第288話 残された課題

 エリンスはグラタンを食べ終えて、ようやくひと息吐けた気分だった。

 アグルエが笑ってくれていて、ミレイシアも頬杖をついてそんな二人を見守ってくれている。

 腹ごしらえはできた。ならば、何からするべきなのだろう――と考え俯いたところで、ちょうどレイナルが戻ってきた。


「どうだ、少しは肩の力も抜けたか」

「父さん」


 顔を上げたエリンスに、レイナルと並んでいる男は「ふっ」と不敵に笑った。

 力強い目つきに険しい顔つきながらも、優しさが滲み出るのは昔からだ。腰に差した剣に、引きずるようにした片足、突いた杖。エリンスに剣のことを教えてくれた、シルフィス・エスラインがそこにいた。


「師匠!」


 思わず嬉しくなって立ち上がったエリンスに、シルフィスはうるさそうな顔をしながら「あー」と声を零す。

 レイナルにシーライ村の人が避難していると聞いたときから、シルフィスもどこかにいるのだろうとエリンスは考えていたのだが、こうして目の前にして一層嬉しくなってしまったのだ。


「……もっと、落ち込んだような顔をしているのかと思ったが」


 どこか小馬鹿にするように小さく笑うシルフィスだったが、エリンスの姿を見て安心したようにひと息吐いた。

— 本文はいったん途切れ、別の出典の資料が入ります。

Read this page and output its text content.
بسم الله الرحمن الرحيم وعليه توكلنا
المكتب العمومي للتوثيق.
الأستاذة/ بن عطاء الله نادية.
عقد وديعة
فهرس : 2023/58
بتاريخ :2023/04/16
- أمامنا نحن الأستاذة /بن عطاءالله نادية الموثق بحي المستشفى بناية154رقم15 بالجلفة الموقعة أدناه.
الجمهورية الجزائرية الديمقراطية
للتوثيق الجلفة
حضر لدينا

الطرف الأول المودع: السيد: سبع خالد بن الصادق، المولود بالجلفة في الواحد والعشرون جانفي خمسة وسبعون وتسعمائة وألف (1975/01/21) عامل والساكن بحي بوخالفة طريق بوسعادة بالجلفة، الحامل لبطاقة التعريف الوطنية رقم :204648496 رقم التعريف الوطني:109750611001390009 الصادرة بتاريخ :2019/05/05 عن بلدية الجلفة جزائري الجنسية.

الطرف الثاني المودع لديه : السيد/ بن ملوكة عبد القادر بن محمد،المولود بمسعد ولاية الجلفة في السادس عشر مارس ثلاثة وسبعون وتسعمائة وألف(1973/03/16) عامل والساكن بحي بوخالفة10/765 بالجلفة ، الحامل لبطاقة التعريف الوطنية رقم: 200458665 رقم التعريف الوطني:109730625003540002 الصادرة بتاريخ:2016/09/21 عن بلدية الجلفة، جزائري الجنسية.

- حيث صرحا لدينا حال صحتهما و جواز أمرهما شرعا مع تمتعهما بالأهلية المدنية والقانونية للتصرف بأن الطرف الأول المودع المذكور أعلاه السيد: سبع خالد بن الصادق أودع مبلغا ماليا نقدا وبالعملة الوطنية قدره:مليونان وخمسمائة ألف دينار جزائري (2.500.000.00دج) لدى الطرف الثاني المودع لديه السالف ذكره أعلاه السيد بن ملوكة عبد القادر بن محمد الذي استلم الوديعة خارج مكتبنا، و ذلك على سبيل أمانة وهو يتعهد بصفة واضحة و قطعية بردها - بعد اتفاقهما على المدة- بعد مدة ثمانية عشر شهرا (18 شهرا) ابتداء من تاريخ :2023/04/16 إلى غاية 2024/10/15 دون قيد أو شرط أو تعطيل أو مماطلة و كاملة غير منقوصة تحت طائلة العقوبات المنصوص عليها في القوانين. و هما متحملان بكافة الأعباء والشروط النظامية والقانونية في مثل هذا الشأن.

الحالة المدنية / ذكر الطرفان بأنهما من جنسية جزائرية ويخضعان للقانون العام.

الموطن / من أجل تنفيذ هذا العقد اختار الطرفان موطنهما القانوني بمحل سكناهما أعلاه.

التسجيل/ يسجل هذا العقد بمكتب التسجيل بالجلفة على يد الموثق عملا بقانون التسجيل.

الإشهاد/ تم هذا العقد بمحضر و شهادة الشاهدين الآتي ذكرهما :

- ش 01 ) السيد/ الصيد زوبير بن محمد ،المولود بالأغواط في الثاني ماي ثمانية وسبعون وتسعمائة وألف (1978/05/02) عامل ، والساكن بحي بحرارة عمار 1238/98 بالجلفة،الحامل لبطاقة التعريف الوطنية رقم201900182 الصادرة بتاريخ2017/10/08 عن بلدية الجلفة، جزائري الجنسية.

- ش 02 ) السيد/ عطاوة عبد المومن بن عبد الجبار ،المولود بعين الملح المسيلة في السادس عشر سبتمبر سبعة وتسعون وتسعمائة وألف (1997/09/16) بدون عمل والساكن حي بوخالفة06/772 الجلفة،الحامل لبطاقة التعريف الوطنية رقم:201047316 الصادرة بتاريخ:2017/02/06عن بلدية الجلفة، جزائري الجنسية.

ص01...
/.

 心配してくれていたのだろうことがエリンスにも伝わってくる。

 ツキノを失ったと聞いて――シルフィスも五年前のことを重ねていたのだろう。

 エリンスが友であるツキトを失って、悲しみの中にいるときに、剣の道を示してくれたのが師匠であるシルフィスだから。

 五年前、そこに同情の気持ちがあったこともエリンスは知っている。元はエリンスのことを勇者候補生に推薦する気はないと語っていた彼の想いも今となれば、エリンスはわかっている。


「まあ、おまえが元気そうならば、よかったが」


 椅子を持ってきたレイナルに、シルフィスはエリンスの斜め向かいに腰を下ろして杖を置く。

 かつては一線級の剣士として、勇者候補生としても名を馳せた師匠だが、セレロニア公国で騎士となって大怪我を負ってからは剣士の立場は引退している。

 そんなシルフィスだからこそ、エリンスの気持ちをわかってくれるところがあったのだろう。


「落ち込んでばかりもいられないって、そう教えてくれる人が傍にいるから」


 エリンスが横に座るアグルエを見やってそう言えば、彼女も「うん」と頷いてくれる。


「それに、俺の中にはツキノの温もりがまだあるんだ。いつも見守ってくれたそんな感触が……夢の中で、俺にアグルエの決意を見せてくれた」


 エリンスとしても理解できていないところだが、そう話せばレイナルも「そうだな」と頷いてミレイシアの横に座った。


「それには、俺も同感だ」


 レイナルの言葉にエリンスも頷き返す。


「だから、まだツキノのことも、俺は諦めてはいない」


 エリンスが力強くこたえてシルフィスへと向きなおれば、「……そうか」とエリンスの前では見せたことがない安心しきったような表情を見せて、シルフィスは深々と首を縦に振った。


「一人前の顔だ、おまえは。勇者候補生として旅をして、おまえに一番欠けていた事・・・・・・・・を学んだらしい」


 かつての修行の最中でも、決してエリンスが勝つことのできなかったシルフィスが、そう認めてくれたように頷いてくれたことが信じられなかった。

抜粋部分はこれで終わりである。